Likewise, the refusal to exercise church discipline for unbiblical divorce or adultery or fornication or homosexuality or transgenderism because it might make people feel bad, might hurt their feelings. Paul rebuked the Corinthians for being “welcoming and affirming” of that one guy who was shacking up with his step-mom, for going to temple prostitutes, for suing each other, and for getting drunk at the Lord’s Supper, and he was glad that he made them feel sad because it led them to the sorrow of repentance (2 Corinthians 7). We must have hard heads about God’s Word, obedience, and truth, even while being sympathetic to the harsh realities of sin and a fallen world and honestly desiring salvation, healing, and restoration.

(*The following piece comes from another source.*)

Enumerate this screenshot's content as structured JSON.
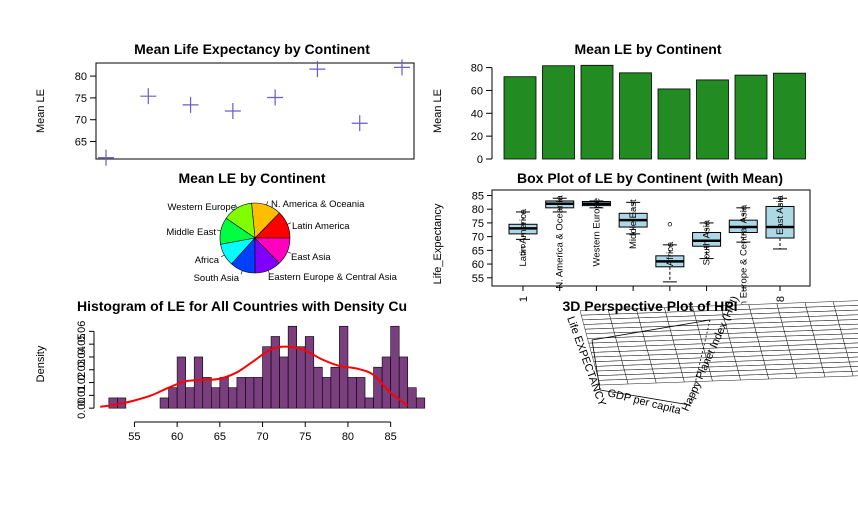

While we are called to practice hospitality, your house probably cannot hold more than a certain number of people well. If you invite two families over for dinner and do not invite a third or a fourth, that doesn’t mean you are hard-hearted or faithless. It means you want to practice true hospitality. Too much hospitality becomes inhospitable. Just because God does sometimes multiply the bread and the fishes, that doesn’t mean America can handle any amount of immigration. Even if we would ideally want a relatively easy national border to cross, it is not unchristian to ask for orderly lines, identification, and some measure of accountability and security, especially when there are evil men with evil intentions seeking to harm us and our children. To fail to care for our own households is to be worse than an unbeliever (1 Tim. 5). Even pagans know that we must first care for our own families and neighbors before we can love the strangers well.
Conclusion
Finally, there’s a difference between a life or death emergency and the ongoing hardship of living in a fallen world. If a stranger has a medical emergency on your doorstep, you have some responsibility to care for that need (call 911). If a house is on fire, you stop everything and try to help. If a neighbor child goes missing, you do whatever you can to find him. If the bone is sticking out, you go to the ER.
But there are many hardships and difficulties (broken families, marriages, and less than ideal circumstances) that require longterm holistic solutions, cultural transformation, and gospel marination. In the same way that you cannot simply export “democracy” or a “constitutional republic” to foreign non-Christian cultures, so too, it is often very difficult to address complex needs through a simplistic gospel presentation or simply relocating someone into your Christian home. And just because sometimes it works (and we’ve all heard some glorious testimonies) doesn’t mean it was a good idea.
I say all of this as someone who has gratefully done foster care, supported family members and church members who have adopted, and as a pastor committed to the full-orbed gospel ministry in word and deed. We need soft gospel hearts and hard-headed biblical wisdom. A true “Calvinistic” evangelicalism doesn’t just “wing it.” Our sovereign Father has carefully planned our salvation. He counted the cost, and because of His infinite resources is able to execute our rescue with absolute precision. While we certainly cannot imitate his infinite resources, we must imitate His wise love, His careful provision. Our Father is full of compassion and wisdom. He has a soft heart and a hard head. And of course this also means that sometimes when we have done all that seems wise and prudent, our Father will still give us more than seems reasonable, and then we must trust Him to provide even more. This is the true spirit of adoption.